When I'm at full speed, as I was in that story, I'm typing at 120 words per minute. That's 10 keystrokes per second, with most of those keystrokes being Vim commands. I don't leave home row; I don't touch a mouse; I don't stop and read; I don't wait for tests to run. This process allows me to do the trivial parts of programming as quickly as physically possible. Some people don't believe this, but there are 90 screencasts in the Destroy All Software catalog that document it.
David misses all of this. He's never done it. It takes a lot of practice with TDD and a seriously fast editor that you can use with your eyes closed, but he has neither. (Again, no rhetorical exaggeration: when I'm at full speed, I sometimes close my eyes because removing visual stimulus aids my concentration.)
Unsurprisingly, there are other parts of David's post that I disagree with. Most notably, application preloaders like Spring are band-aids that introduce tremendous complexity. They cause confusing failures that are fundamental to their nature. Not to mention his straw man attacks on the design feedback of TDD, and especially isolated TDD. I've focused on test speed here because it provides a nice microcosm of our disagreement and of his tactics. He hasn't actually done the thing that he's decrying, and he's arguing against it by making things up.
He's been at this for a couple of weeks: if you watch his RailsConf keynote, you'll hear him say that he has very little theoretical computer science knowledge. Then he pooh-poohs the value of that same theoretical knowledge: knowledge which he just said that he doesn't have! It's normal human behavior to form opinions before understanding something. I certainly wouldn't want to deny anyone their human fallibility. However, to stand in front of thousands of eager followers that will believe anything you say, and to proclaim radical, outlandish positions, using made-up history as justification, on topics that you admit to not understanding... that just seems bad.
Finally, I should say that despite being one of the early proponents of sub-millisecond tests in Rails, I don't have any kind of capital-B Belief in isolation, in mocking, or in TDD. I use TDD perhaps 75% percent of the time on web apps, and probably less than 50% of the time on console tools like Selecta. I suspect that test doubles, including mocks, are a stop-gap solution: an intermediate evolutionary form. I've talked about this in conference talks and in screencasts. Both of them contain a lot of code. The screencast is a tour through an actual software system designed using the scheme in question.

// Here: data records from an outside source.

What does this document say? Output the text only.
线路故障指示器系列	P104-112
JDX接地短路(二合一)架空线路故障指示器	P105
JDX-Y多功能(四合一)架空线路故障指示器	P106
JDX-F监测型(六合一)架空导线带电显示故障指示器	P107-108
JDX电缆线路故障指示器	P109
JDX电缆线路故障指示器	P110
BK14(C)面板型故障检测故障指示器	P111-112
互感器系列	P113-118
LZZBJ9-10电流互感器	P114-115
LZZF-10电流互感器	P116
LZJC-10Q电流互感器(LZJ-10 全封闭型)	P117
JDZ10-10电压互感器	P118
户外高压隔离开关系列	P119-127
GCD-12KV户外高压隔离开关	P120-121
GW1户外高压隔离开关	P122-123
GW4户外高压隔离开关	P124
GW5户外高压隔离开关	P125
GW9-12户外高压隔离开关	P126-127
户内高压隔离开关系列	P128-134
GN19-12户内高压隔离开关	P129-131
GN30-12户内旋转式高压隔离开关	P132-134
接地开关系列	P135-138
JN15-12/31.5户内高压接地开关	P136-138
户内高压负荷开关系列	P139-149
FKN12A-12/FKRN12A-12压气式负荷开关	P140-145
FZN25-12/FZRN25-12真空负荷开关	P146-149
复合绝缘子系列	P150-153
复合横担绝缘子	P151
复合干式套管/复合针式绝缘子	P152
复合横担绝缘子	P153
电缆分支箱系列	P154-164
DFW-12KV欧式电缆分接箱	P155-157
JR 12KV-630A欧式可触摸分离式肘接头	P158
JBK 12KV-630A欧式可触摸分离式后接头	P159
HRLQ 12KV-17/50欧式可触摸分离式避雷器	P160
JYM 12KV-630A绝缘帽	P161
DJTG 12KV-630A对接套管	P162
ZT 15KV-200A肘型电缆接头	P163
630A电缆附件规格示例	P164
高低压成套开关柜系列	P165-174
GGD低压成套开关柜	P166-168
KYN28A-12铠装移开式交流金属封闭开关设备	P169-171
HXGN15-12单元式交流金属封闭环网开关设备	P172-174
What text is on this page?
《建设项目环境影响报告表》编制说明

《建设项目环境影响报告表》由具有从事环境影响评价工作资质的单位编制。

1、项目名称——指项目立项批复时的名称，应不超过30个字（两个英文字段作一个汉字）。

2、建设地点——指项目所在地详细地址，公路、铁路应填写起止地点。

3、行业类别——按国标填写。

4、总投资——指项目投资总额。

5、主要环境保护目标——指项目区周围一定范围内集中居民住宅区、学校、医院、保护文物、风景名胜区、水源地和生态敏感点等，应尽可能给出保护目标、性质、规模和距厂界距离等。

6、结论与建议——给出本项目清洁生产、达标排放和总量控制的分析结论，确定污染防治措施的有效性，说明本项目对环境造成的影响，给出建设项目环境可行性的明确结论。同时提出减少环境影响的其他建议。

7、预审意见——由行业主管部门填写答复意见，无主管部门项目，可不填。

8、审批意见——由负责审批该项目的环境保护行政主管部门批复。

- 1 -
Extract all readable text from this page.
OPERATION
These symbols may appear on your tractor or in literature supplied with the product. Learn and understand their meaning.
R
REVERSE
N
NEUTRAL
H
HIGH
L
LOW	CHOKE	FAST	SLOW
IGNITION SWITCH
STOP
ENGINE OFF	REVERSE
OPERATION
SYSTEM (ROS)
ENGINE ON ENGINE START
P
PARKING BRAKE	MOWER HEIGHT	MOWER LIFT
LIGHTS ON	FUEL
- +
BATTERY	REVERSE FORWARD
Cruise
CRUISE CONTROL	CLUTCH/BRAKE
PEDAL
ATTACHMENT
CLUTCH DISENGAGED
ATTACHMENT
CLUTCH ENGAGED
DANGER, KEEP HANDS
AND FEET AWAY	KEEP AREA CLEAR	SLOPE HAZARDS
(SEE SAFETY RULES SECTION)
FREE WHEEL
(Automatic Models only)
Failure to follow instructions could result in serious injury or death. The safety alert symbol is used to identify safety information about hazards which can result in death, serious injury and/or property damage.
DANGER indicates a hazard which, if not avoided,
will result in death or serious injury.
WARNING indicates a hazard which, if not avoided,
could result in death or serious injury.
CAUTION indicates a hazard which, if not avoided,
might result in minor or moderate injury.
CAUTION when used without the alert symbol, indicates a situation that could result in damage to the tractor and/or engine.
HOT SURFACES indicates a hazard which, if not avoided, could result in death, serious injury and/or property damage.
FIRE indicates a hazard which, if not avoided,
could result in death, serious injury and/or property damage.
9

Selecta is also designed using the same principles (although its design is imperfect in many ways, as designs tend to be).
The straw man that David has been propagating may apply to people who picked up TDD a year ago, and by whom it's viewed as a silver bullet that should be applied in an extreme way. I was one of those people around 2006, so I know that they exist. There may be other, more experienced people who talk about it in an extreme way for rhetorical purposes. (I don't know; I don't read intro-to-TDD material, having done it for almost ten years now.)
If (if!) those things are true, they say nothing about TDD as a technical practice. Despite writing prose so dripping with rhetoric, David doesn't seem to separate the rhetorical presentation of a topic from the facts of its use.
TDD is useful and test isolation is useful, but they both involve making trade-offs. Unfortunately, doing them 100% of the time seems to be the best way to learn what those trade-offs are, and that can temporarily lead beginners toward extremism. TDD and isolation both break down in some situations, and learning to detect those situations in advance takes a lot of time. This is true of advanced techniques in any discipline, programming or otherwise. That is the honest, non-exaggerated, no-lies-involved truth.